It’s said the term Jack in the Pulpit was first used to describe this type of glass vase around 1900 by Louis Comfort Tiffany, who was greatly influenced by the natural beauty found on his Long Island, New York estate. Tiffany’s studio made a number of these vases in varied colors with beautiful iridescent finishes, and these Favrile pieces are prized by collectors today.
Although Tiffany is purported to have named the style, his studio was not the first to produce this type of vase. In fact, it is believed that the first vases in this style were made in England by Stevens and Williams around 1854, according glass catalog references discovered by glass historian David M. Issitt. Other English glassmakers are also known to have produced Jack in the Pulpit style vases, as well as Czechoslovakian companies, long before Tiffany and other American glass companies made their own versions.
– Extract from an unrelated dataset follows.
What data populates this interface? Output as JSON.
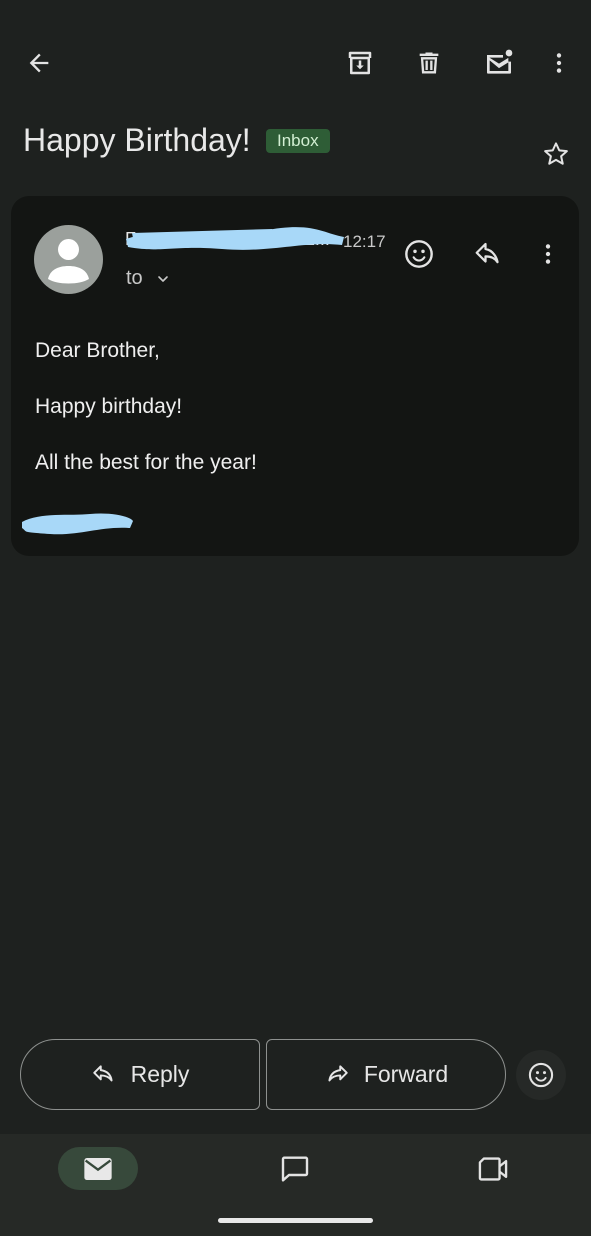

Since then Jack in the Pulpit vases have remained popular, and have never entirely gone out of style. Well-known glassmakers producing versions of this fanciful vase are Steuben, Northwood, Loetz, Moser and Fenton among many others. It’s interesting to note that Fenton originally called their version of this vase “Tulip” and later “Jack in the Pulpit” in its catalogs, according to research done by Issitt.
Jack in the Pulpit vases have been made of all types of both opaque and clear colored glass including cranberry, milk glass, peachblow and uranium glass. Some pieces were decorated with applied glass chains, ropes or ribbons after initially being blown.
One of the best aspects of collecting this type of vase is the variety available in all price ranges. While Tiffany examples are out of reach for most shoppers, other antique examples are far more affordable, especially if they aren’t readily associated with a well-known glasshouse. Newer versions of these vases are still being produced as well, and can many times offer the same styling for far less than an antique example.
About the Example Shown Here: The Jack in the Pulpit vase featured above was made by Durand in the mid-1920s, and marked "Durand 1984-8". It is considered to be a rare example and expected to bring $3,500-6,500 at a decorative arts sale conducted by Morphy Auctions in early November, 2012.